Par la suite, il est remplacé par Redhouane, le fils le plus doué de Larbi Bensari. Il fera alors partie de l'orchestre de cheikha Tetma, qui ne cessa de faire parler d'elle. La rupture avec Larbi Bensari est motivée par le fait que le grand maître a choisi son fils Redhouane pour l'accompagner au Congrès de la musique arabe au Caire, en 1932. Ce choix n'est sûrement pas motivé par le népotisme, car les mélomanes reconnaissent que Redhouane est le plus grand chanteur tlemcénien après cheikh Larbi.
Tetma parmi les meilleures
Tetma, qui est enterrée au cimetière de Sidi M'hamed, à Belouizdad (Alger), sera parmi les meilleures chanteuses de hawzi, aux côtés de Fadhila Dziria et Meriem Fekkaï dite El Bessekria. Maâlma Yamna restera, bien sûr, inégalable. Il fallait attendre les années 1970 pour découvrir Nassima, sa vraie remplaçante. Ce constat est fait par de grands maîtres de l'andalou, notamment Sadek Bedjaoui.
Mahieddine, qui ne ratait jamais l'occasion d'enrôler dans sa troupe les artistes montants, la remarque lors d'une tournée.
Après avoir enregistré son premier disque en 1930, il continuera à accompagner Tetma et à produire des disques. En 1938, il fera une longue tournée à travers le territoire avec «Les tournées Mahieddine», et en 1940, Boudali Safir, alors directeur des programmes arabes de la radio, l'invite à participer aux concerts de l'orchestre andalou.
On y chante en famille
En 1952, il deviendra définitivement membre de cet orchestre. Après l'indépendance, il chantera lors des semaines culturelles algériennes à l'étranger et donnera des cours au Conservatoire d'Alger puis à l'institut national de musique. Comme le grand maître Larbi Bensari, Dali jouait de plusieurs instruments, mais préférait le luth.
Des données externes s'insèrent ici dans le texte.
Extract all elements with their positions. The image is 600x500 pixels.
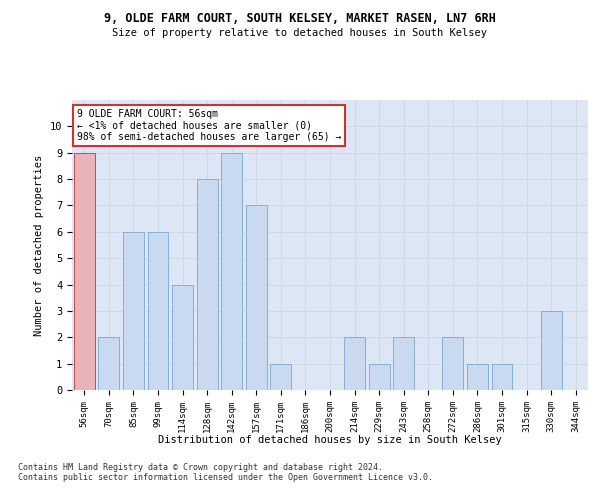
Bar [221,152,242,390]
Text: 9, OLDE FARM COURT, SOUTH KELSEY, MARKET RASEN, LN7 6RH: 9, OLDE FARM COURT, SOUTH KELSEY, MARKET… [104,12,496,26]
Bar [368,364,389,390]
Bar [197,179,218,390]
Text: Size of property relative to detached houses in South Kelsey: Size of property relative to detached ho… [113,28,487,38]
Bar [393,338,414,390]
Bar [148,232,169,390]
Bar [246,206,267,390]
Y-axis label: Number of detached properties: Number of detached properties [34,154,44,336]
Bar [467,364,488,390]
Text: Contains public sector information licensed under the Open Government Licence v3: Contains public sector information licen… [18,474,433,482]
Bar [541,311,562,390]
Bar [344,338,365,390]
Bar [491,364,512,390]
Bar [74,152,95,390]
Bar [172,284,193,390]
Text: Contains HM Land Registry data © Crown copyright and database right 2024.: Contains HM Land Registry data © Crown c… [18,464,383,472]
Bar [271,364,292,390]
Bar [442,338,463,390]
Text: Distribution of detached houses by size in South Kelsey: Distribution of detached houses by size … [158,435,502,445]
Bar [123,232,144,390]
Text: 9 OLDE FARM COURT: 56sqm
← <1% of detached houses are smaller (0)
98% of semi-de: 9 OLDE FARM COURT: 56sqm ← <1% of detach… [77,108,341,142]
Bar [98,338,119,390]
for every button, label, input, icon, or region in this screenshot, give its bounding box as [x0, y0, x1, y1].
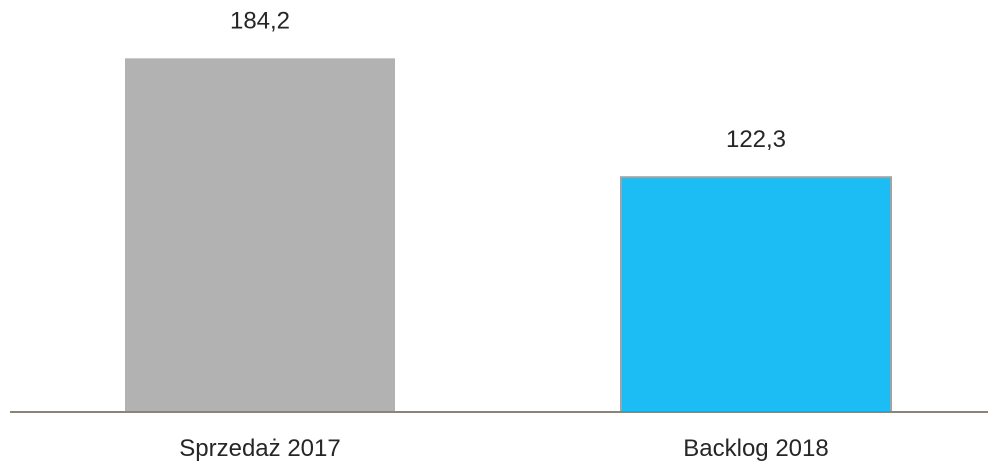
- category-label-2: Backlog 2018: [683, 435, 828, 462]
- bars-group: [125, 58, 892, 413]
- bar-2: [620, 176, 892, 413]
- category-labels-group: Sprzedaż 2017 Backlog 2018: [179, 435, 828, 462]
- data-label-2: 122,3: [726, 126, 786, 153]
- value-labels-group: 184,2 122,3: [230, 7, 786, 153]
- bar-1: [125, 58, 395, 412]
- category-label-1: Sprzedaż 2017: [179, 435, 340, 462]
- data-label-1: 184,2: [230, 7, 290, 34]
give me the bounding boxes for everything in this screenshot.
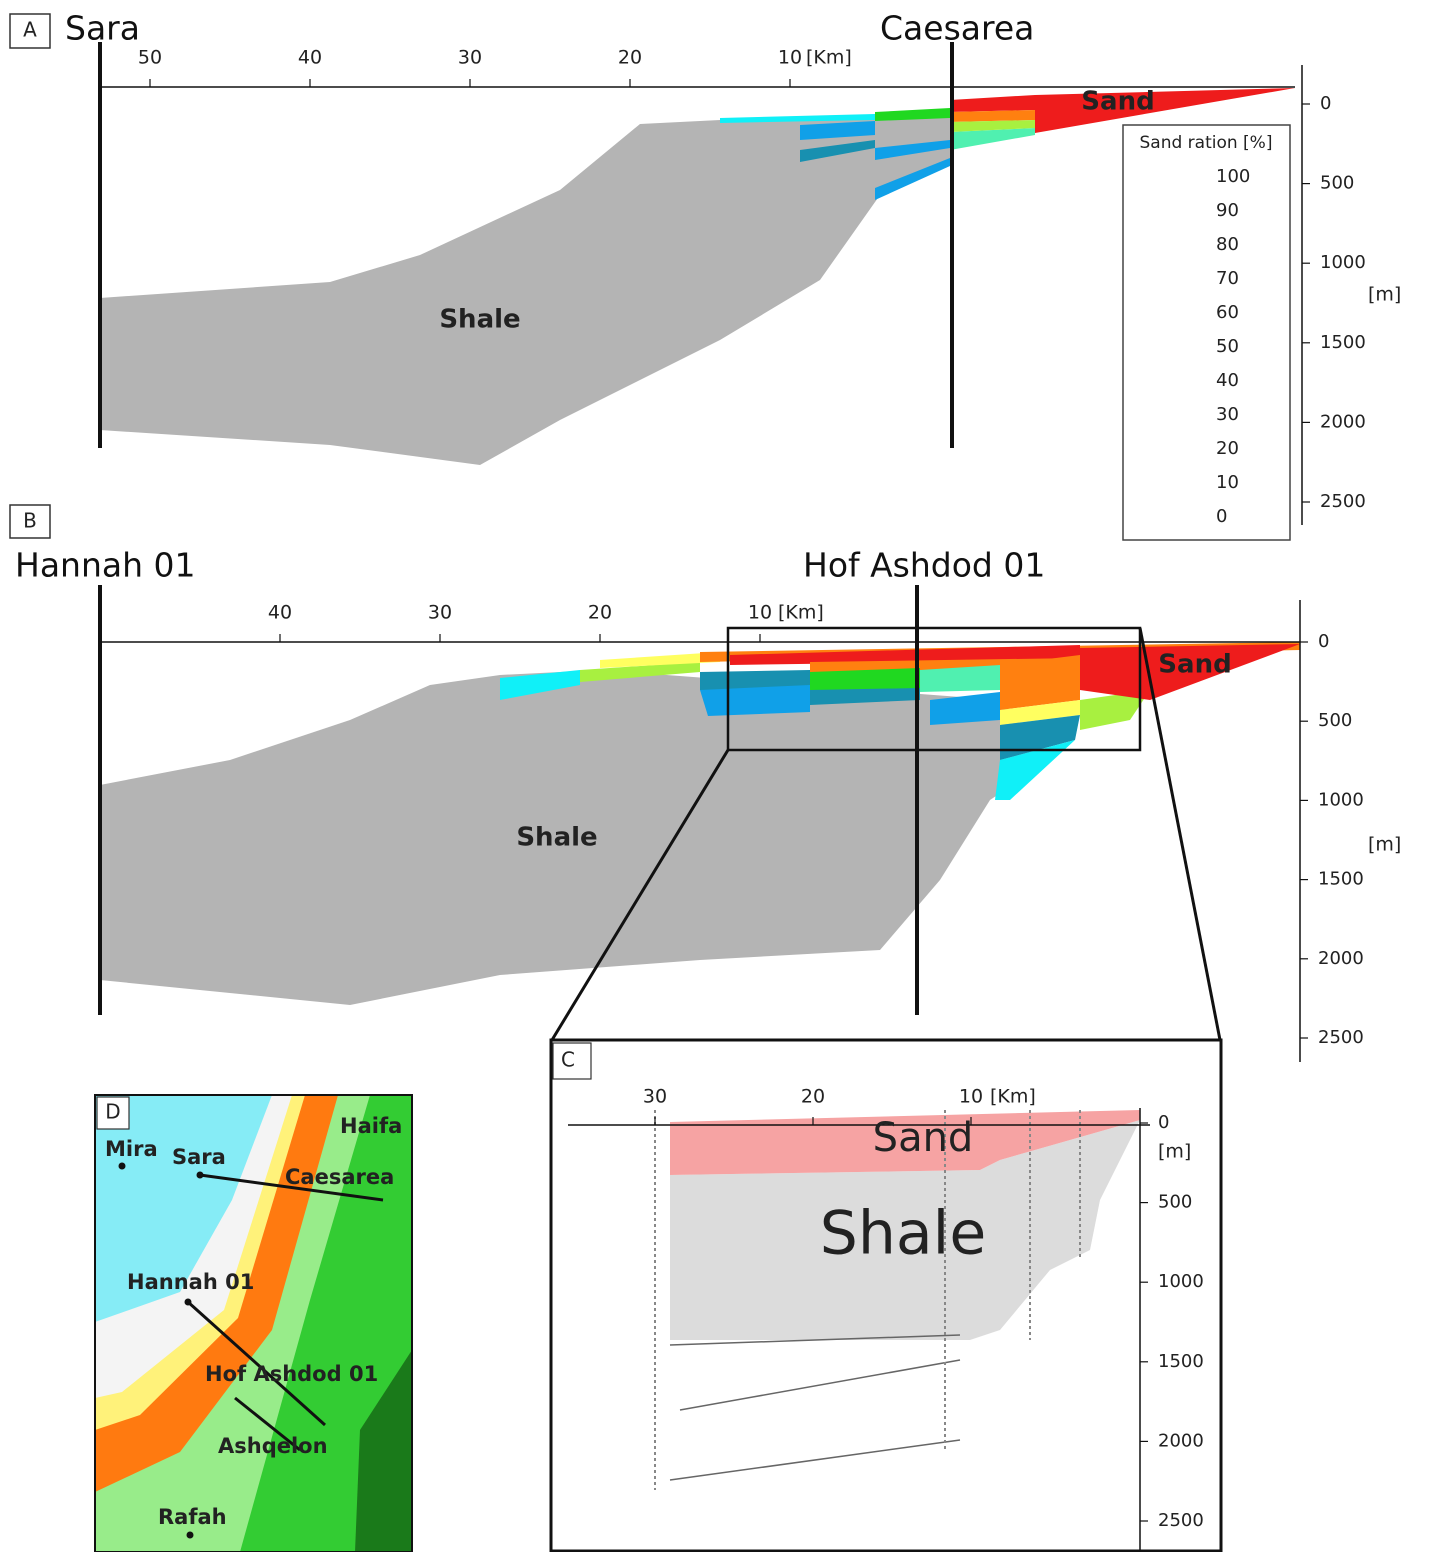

Il faut dire qu'il est très difficile d'écrire l'histoire de la musique de Tlemcen sans oublier quelques maîtres, car la ville connaît de nombreux chanteurs et musiciens qui n'ont pas eu la chance ou n'ont pas voulu être médiatisés. En tout cas, à Tlemcen, certains noms, tels que Sekkal, Bekhchi, Dib et Brixi, sont très connus. Actuellement, il y a toute une génération d'hommes, tels que le cardiologue Yahia Ghoul qui s'est donné à fond pour mettre en valeur cette musique.Il faut rappeler que le docteur Yahia Ghoul est le président de l'association Nassim El Andalous d'Oran.
Ce mélomane avait créé une association portant le même nom lorsqu'il était aux USA. A Tlemcen, les associations et les artistes foisonnent. La musique andalouse est pratiquée dans la plupart des familles. D'ailleurs, lors des fêtes familiales, les chanteurs n'avaient pas besoin de chorale. Tous les spectateurs connaissent les textes et prennent un plaisir à suivre la mélodie.